Под четыре флорентинские категории Латур Ст. Ибара, принимаемые и Видемейстером, легко подвести все известные скульптурные портреты Нерона. Их разбросано по художественным галереям Европы очень много. Для детского возраста цезаря интересна капитолийская группа Агриппины с малюткой Нероном, — у него здесь еще булла на шее, — а также бюст в Ливорно. Впрочем, Герман Шиллер считает оба мрамора сомнительными и, во всяком случае, очень прикрашенными. Для юношеского возраста необходимо отметить безымянный медальон латеранского музея; личность оригинала не установлена, но Бенидорф и Шене, а за ними Герман Шиллер полагают, что это Нерон.
По справедливому замечанию Видемейстера, попытки к характеристикам римских императоров по древним мраморам, на основаниях физиономики и френологии, удаются только в том случае, если наверное известно, кого и в какие годы изображает статуя: тогда очертания головы и склад лица искусственно подгоняются под исторические данные о психической жизни оригинала, и податливые науки Лафатера и Галля как будто торжествуют. Но если экзаменовать мрамор без предвзятого желания найти шишки таких-то, заранее известных, пороков и линии таких-то, прославленных летописями, добродетелей, он остается нем. Потерпели фиаско и антропометрические исследования. Трудно положиться на сходство дошедших до нас императорских голов, хотя бы и Нерона. Почти все сомнительны.
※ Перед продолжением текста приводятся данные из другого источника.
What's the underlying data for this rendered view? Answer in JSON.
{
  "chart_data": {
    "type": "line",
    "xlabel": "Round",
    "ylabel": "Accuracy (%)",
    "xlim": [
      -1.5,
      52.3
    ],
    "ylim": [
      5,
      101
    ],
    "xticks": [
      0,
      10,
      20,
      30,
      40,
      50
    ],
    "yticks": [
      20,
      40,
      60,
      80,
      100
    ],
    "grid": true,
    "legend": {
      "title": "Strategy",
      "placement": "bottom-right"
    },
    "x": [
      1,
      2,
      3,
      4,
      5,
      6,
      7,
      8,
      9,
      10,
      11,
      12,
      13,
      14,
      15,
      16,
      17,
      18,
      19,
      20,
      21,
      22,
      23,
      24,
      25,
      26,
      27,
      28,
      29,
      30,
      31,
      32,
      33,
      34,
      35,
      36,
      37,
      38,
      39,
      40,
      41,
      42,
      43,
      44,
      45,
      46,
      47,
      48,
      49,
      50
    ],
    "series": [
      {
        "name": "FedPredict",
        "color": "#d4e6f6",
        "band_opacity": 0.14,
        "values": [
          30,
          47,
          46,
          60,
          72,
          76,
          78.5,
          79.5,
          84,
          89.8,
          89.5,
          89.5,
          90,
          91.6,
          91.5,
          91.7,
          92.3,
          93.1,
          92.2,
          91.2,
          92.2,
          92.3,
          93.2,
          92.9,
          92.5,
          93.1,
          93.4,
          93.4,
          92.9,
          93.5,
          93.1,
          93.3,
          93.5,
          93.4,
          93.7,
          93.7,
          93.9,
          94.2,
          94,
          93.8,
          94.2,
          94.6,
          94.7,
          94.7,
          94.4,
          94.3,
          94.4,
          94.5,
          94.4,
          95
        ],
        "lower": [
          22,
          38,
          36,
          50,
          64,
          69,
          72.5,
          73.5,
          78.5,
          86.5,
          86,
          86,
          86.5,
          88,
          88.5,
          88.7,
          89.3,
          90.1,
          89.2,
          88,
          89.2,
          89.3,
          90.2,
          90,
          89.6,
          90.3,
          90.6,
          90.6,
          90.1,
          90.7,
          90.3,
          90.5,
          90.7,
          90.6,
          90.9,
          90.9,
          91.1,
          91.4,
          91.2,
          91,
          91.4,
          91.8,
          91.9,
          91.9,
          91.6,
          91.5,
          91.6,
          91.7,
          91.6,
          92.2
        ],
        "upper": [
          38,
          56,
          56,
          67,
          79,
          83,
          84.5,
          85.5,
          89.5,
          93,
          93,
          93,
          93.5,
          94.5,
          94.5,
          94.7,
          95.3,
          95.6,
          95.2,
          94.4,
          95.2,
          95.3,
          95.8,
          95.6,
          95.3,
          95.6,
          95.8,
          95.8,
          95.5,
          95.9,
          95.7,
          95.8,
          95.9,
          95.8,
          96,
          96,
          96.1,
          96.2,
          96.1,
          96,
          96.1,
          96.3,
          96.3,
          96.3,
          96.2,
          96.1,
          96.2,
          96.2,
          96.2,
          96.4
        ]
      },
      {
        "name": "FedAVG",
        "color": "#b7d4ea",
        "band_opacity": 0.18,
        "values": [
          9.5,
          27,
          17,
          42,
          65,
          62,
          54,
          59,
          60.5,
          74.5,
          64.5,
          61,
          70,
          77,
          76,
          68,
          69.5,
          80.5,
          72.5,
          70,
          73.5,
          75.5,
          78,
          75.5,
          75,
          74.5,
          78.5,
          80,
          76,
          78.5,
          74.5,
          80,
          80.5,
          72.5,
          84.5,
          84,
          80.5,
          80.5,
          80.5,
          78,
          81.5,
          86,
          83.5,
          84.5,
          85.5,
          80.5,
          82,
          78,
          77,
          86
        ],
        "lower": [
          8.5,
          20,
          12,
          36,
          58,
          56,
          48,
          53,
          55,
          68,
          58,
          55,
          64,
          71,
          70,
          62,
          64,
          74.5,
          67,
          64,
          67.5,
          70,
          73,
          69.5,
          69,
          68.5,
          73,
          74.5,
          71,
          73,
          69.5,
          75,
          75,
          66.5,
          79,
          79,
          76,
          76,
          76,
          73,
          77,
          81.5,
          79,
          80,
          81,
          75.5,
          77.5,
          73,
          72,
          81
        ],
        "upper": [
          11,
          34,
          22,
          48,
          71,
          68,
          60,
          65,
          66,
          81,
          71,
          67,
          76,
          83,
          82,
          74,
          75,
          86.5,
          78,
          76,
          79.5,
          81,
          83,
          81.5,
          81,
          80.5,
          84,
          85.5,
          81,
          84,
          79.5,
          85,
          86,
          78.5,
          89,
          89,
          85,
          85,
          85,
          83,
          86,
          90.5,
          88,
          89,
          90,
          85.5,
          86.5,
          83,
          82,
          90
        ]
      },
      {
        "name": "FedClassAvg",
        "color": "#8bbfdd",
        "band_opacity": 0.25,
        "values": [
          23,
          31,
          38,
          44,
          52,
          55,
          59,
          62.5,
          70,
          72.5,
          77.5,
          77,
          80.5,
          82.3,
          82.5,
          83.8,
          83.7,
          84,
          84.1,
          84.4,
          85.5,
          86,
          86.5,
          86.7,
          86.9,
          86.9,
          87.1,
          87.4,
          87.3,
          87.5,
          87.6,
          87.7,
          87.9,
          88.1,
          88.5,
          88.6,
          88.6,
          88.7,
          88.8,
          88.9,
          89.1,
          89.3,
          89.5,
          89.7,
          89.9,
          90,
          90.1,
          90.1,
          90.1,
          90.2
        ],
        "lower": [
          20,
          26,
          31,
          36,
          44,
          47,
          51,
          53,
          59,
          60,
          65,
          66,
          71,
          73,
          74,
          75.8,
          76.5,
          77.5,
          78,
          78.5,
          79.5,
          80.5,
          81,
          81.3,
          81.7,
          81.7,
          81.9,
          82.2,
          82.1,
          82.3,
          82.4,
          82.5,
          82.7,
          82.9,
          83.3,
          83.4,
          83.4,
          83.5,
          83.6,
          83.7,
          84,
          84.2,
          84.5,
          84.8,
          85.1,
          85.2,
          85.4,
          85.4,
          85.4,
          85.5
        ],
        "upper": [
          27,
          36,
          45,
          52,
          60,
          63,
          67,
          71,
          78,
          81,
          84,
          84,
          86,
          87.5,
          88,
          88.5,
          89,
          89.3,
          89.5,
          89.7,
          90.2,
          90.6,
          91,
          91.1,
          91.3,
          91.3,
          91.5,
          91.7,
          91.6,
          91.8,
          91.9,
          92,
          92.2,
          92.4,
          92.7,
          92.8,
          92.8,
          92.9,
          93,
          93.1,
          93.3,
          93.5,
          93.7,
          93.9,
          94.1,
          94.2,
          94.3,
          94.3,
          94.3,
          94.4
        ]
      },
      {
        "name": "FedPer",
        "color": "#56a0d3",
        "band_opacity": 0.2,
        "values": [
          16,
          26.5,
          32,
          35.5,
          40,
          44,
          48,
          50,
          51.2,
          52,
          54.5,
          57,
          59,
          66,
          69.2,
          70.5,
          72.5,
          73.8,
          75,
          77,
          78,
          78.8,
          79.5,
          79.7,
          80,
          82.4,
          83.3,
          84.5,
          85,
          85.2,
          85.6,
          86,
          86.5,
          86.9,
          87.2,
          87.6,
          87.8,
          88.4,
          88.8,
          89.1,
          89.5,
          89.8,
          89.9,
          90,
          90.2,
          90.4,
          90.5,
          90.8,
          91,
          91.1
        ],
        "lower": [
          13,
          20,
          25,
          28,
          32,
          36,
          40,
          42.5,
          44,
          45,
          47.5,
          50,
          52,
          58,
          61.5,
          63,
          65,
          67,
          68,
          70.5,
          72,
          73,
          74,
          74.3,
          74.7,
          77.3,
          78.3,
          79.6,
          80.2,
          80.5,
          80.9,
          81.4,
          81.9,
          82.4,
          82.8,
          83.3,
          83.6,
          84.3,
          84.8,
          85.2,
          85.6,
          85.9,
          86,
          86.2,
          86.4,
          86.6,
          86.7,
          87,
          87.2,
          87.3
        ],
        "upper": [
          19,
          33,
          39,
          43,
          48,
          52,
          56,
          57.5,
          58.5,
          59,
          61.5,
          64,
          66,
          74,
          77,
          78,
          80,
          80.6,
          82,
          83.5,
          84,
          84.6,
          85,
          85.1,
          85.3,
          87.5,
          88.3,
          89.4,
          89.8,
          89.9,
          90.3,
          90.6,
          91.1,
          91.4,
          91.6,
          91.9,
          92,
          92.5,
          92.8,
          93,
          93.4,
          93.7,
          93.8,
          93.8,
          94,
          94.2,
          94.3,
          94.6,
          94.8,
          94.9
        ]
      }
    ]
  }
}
Во-первых, огромное большинство — весьма посредственной работы: ремесленные копии с неведомых, исчезнувших шедевров, имевшие в быту Неронова Рима такое же значение, как в современном европейском быту — олеографические или дешевые красочные портреты царствующих монархов, помещаемые в школах, присутственных местах, украшающие квартиры небогатых патриотов и т.п. Это скорее символы гражданского подчинения, — иконы власти, а не портреты облеченного ею лица. Иногда они совсем первобытны, так что нечего и думать руководиться их декоративным сходством. Таковы бюсты провинциального происхождения: венский и испанские. Одна статуя, ныне находящаяся в мадридском музее, была извлечена из глухой арагонской деревушки после того, как в течение более чем тысячи лет ей поклонялись там, как чудотворному образу местного святого.
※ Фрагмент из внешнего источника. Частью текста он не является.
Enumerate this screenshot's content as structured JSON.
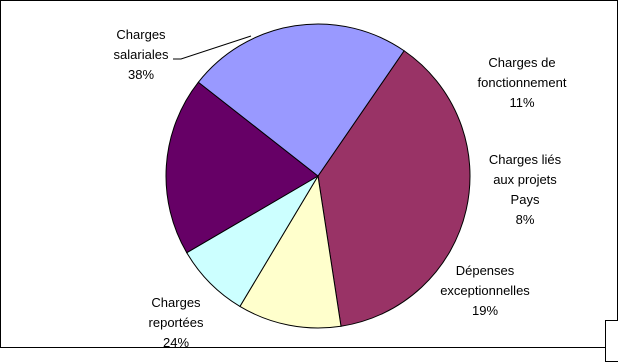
{
  "chart_data": {
    "type": "pie",
    "title": "",
    "slices": [
      {
        "label_lines": [
          "Charges",
          "salariales"
        ],
        "pct_text": "38%",
        "value": 38,
        "color": "#993366"
      },
      {
        "label_lines": [
          "Charges de",
          "fonctionnement"
        ],
        "pct_text": "11%",
        "value": 11,
        "color": "#FFFFCC"
      },
      {
        "label_lines": [
          "Charges liés",
          "aux projets",
          "Pays"
        ],
        "pct_text": "8%",
        "value": 8,
        "color": "#CCFFFF"
      },
      {
        "label_lines": [
          "Dépenses",
          "exceptionnelles"
        ],
        "pct_text": "19%",
        "value": 19,
        "color": "#660066"
      },
      {
        "label_lines": [
          "Charges",
          "reportées"
        ],
        "pct_text": "24%",
        "value": 24,
        "color": "#9999FF"
      }
    ],
    "legend": "none",
    "outline_color": "#000000"
  }
}
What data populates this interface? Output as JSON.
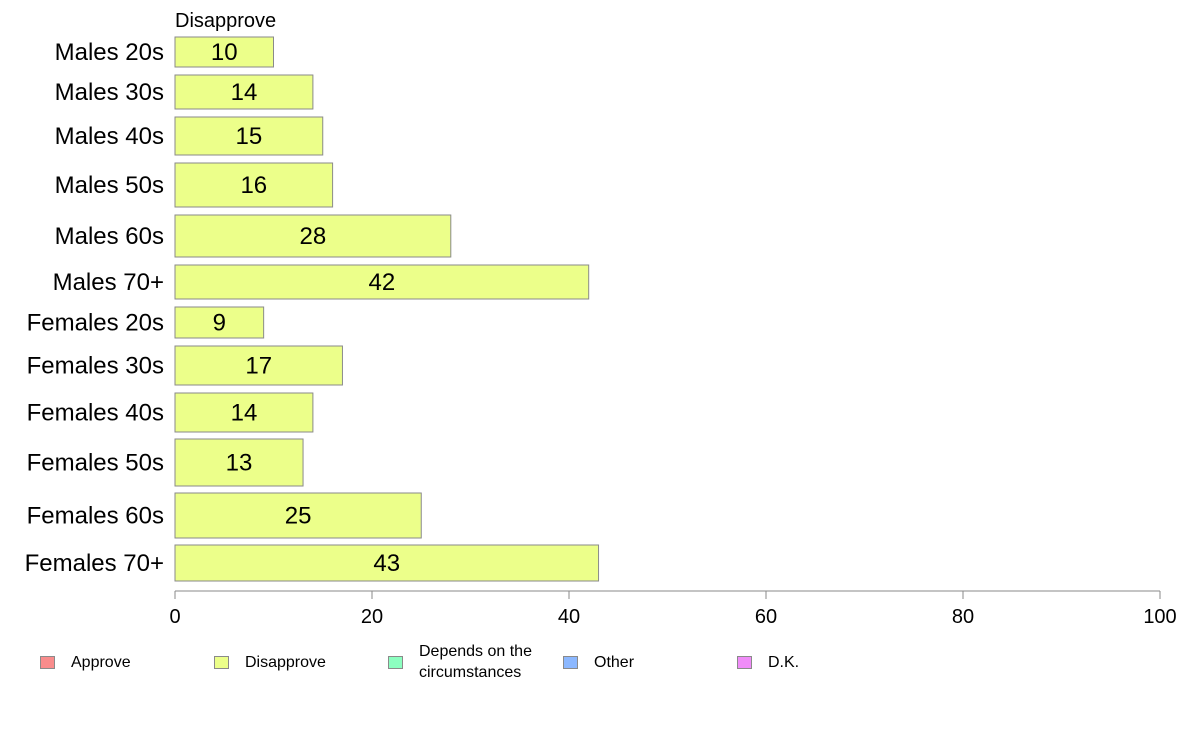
{
  "chart_data": {
    "type": "bar",
    "orientation": "horizontal",
    "stacked": true,
    "series_header": "Disapprove",
    "categories": [
      "Males 20s",
      "Males 30s",
      "Males 40s",
      "Males 50s",
      "Males 60s",
      "Males 70+",
      "Females 20s",
      "Females 30s",
      "Females 40s",
      "Females 50s",
      "Females 60s",
      "Females 70+"
    ],
    "series": [
      {
        "name": "Disapprove",
        "color": "#ecff8a",
        "values": [
          10,
          14,
          15,
          16,
          28,
          42,
          9,
          17,
          14,
          13,
          25,
          43
        ]
      }
    ],
    "xlim": [
      0,
      100
    ],
    "xticks": [
      "0",
      "20",
      "40",
      "60",
      "80",
      "100"
    ],
    "grid": false,
    "legend_position": "bottom"
  },
  "legend": [
    {
      "label": "Approve",
      "color": "#f98c8c"
    },
    {
      "label": "Disapprove",
      "color": "#ecff8a"
    },
    {
      "label": "Depends on the\ncircumstances",
      "color": "#8cffc0"
    },
    {
      "label": "Other",
      "color": "#8cb8ff"
    },
    {
      "label": "D.K.",
      "color": "#f08cf8"
    }
  ]
}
Во-вторых, при реставрации, одни статуи были подкрашены, другие искажены, третьи сделаны почти заново и совершенно произвольно. Так, например, знаменитый капитолийский бюст, который вдохновил к характеристике Нерона не одного писателя, а между прочим и Ренана, оригинален только в нижней части лица и в шее: характерно выдающийся подбородок и дал идею считать найденный обломок остатком статуи Нерона, остальное приделано реставратором. Таков, по квалификации Гюбнера, Нерон музея Despuig Montenegro, с новой и дурной работы головой на античном бюсте.
Третье условие, затемняющее путь психологических определений по мраморам, — слишком заметная тенденциозность многих бюстов, рассчитанных то на преувеличенное впечатление злости, фальши, скотской чувствительности (таковы четвертый флорентинский бюст, а в особенности, знаменитейший из всех бюстов Нерона, луврский, в лучистой короне), то, наоборот, — поэтического благородства, поэтического вдохновения. Последним особенно усердно льстят Нерону статуи в честь его побед на греческих играх. Некоторые из этих скульптурных идеализаций так ловко приближают черты Нерона к божественному типу Аполлона, что ими буквально оправдываются четыре стиха, которыми Огюст Барбье когда-то презрительно бросил в пластическое искусство:
Que leur importe Pordre? Aux yeux du statuaire,
Pour l’amant de la forme et des contours du jeu,
Le tyran est un homme et le tailleur de pierre
Peut du corps d’un Neron tirer le corps d’un dieu...
Таков, в особенности, ватиканский Кифаред, около имени которого уже не один исследователь поставил в скобках знак вопроса: Аполлон это или Нерон? Другой мрамор, в мюнхенской глиптотеке, принимают то за юного Нерона, то за Меркурия.
Ампер пытался разобраться психологически в триумфальных статуях Нерона по мраморам Капитолия и, преимущественно, Ватикана. На одних у Нерона толстое жирное лицо без всякого признака злости. На других он гораздо худее и имеет недовольный вид. Ампер объясняет эту разницу тем, якобы первые изображают Нерона еще слепо влюбленным в свои таланты, счастливым своими успехами, искренно верующим в их действительность и правдивость. Вторые же портреты — Нерона, уже втайне разочарованного посредственностью своих дарований и свирепого оттого, что он не в силах примирить сознание своей посредственностью с громадно требовательным тщеславием. Там — Нерон, наивно счастливый аплодисментами, ему гремящими. Здесь — Нерон, заметивший, что публика, явно рукоплеща ему из страха и лести, мысленно освистывает его по требованиям здравого смысла и трезвого вкуса; Нерон, прочитавший намеки в сатирах Персия, памфлет Антисия Созиана, язвительное предсмертное письмо Петрония, эпиграмму Лукана. Мне психологические претензии толкований Ампера представляются чрезмерными. Только что было говорено, как мало доверия заслуживают именно те римские бюсты Нерона, которые дают французскому историку материал для предположения. Да и нельзя считать безусловно непогрешимыми дурные аттестации артистических данных Нерона у античных писателей. И, наконец, самое главное и общее: по априорным схемам субъективного психологического рассуждения можно много наговорить о любом мраморном истукане, но не следует забывать великолепный афоризм Достоевского, что «психология есть палка о двух концах».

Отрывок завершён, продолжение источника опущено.